There are two ways to access launch arguments in iOS. The first is through ProcessInfo.processInfo.arguments, which returns a String array containing all keys and values in the raw form. like

["<path>/MyApp.app/MyApp", "argA", "true", "-argB", "false"]

The second way is using UserDefaults.standard, allowing you to retrieve a value by its key directly. like

let standardDefaultsDict = UserDefaults.standard.dictionaryRepresentation()
standardDefaultsDict["argA"]

From my understanding, UserDefaults.standard will correctly retrieve the value only if the launch argument key has a - prefix. Without this prefix, the returned value will be nil.
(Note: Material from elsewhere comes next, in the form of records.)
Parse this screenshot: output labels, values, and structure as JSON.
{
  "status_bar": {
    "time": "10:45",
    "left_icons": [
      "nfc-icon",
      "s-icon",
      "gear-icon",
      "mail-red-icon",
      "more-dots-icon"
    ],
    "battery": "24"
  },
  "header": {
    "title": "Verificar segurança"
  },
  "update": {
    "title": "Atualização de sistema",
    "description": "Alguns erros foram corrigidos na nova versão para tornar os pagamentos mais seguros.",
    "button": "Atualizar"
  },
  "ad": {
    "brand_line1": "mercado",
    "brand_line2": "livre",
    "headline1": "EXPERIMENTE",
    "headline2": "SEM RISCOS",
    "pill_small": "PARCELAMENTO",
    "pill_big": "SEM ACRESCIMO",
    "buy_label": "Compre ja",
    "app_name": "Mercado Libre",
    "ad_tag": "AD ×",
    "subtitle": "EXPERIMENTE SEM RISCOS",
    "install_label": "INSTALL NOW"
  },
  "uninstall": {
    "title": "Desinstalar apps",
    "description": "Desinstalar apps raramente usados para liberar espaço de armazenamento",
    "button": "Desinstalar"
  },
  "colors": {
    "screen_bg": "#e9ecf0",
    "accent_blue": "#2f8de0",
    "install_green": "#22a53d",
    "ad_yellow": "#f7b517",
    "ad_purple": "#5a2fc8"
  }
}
However, all launch arguments remain visible in ProcessInfo.processInfo.arguments, though it no longer provides the key-value pairing.
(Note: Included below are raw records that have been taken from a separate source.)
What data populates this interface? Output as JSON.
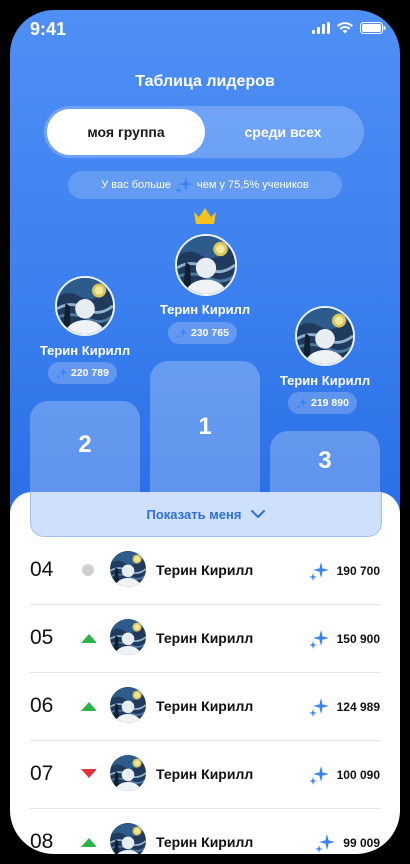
{
  "status_bar": {
    "time": "9:41"
  },
  "header": {
    "title": "Таблица лидеров"
  },
  "tabs": [
    {
      "label": "моя группа",
      "active": true
    },
    {
      "label": "среди всех",
      "active": false
    }
  ],
  "info_banner": {
    "text_before": "У вас больше",
    "text_after": "чем у 75,5% учеников"
  },
  "podium": [
    {
      "place": "1",
      "name": "Терин Кирилл",
      "score": "230 765"
    },
    {
      "place": "2",
      "name": "Терин Кирилл",
      "score": "220 789"
    },
    {
      "place": "3",
      "name": "Терин Кирилл",
      "score": "219 890"
    }
  ],
  "show_me_button": {
    "label": "Показать меня"
  },
  "leaderboard": [
    {
      "rank": "04",
      "trend": "neutral",
      "name": "Терин Кирилл",
      "score": "190 700"
    },
    {
      "rank": "05",
      "trend": "up",
      "name": "Терин Кирилл",
      "score": "150 900"
    },
    {
      "rank": "06",
      "trend": "up",
      "name": "Терин Кирилл",
      "score": "124 989"
    },
    {
      "rank": "07",
      "trend": "down",
      "name": "Терин Кирилл",
      "score": "100 090"
    },
    {
      "rank": "08",
      "trend": "up",
      "name": "Терин Кирилл",
      "score": "99 009"
    }
  ],
  "colors": {
    "accent": "#2f6fd6",
    "up": "#2eb24a",
    "down": "#e0343a",
    "neutral": "#d0d0d0",
    "crown": "#f6c21c"
  },
  "icons": {
    "score": "sparkle-icon",
    "crown": "crown-icon",
    "chevron": "chevron-down-icon"
  }
}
johntmcintosh commented 3 weeks ago

@littlema0404 looking back at the code you linked I realized that a workaround for passing boolean values is to include the - prefix in the argument name in the yaml. For example, if I define my original example instead as

appId: ${APP_ID}
---
- launchApp:
    arguments: 
        -argA: true
        -argB: ${ARG_B_VALUE}

then the arguments that resolve in the app are:

["<path>/MyApp.app/MyApp", "-argA", "true", "-argB", "false"]
littlema0404 commented 3 weeks ago

@johntmcintosh Yeh, I wanted to try this approach, but the issue with it is that if your YAML is shared with Android, they will also need to use keys with the ‘-’ prefix.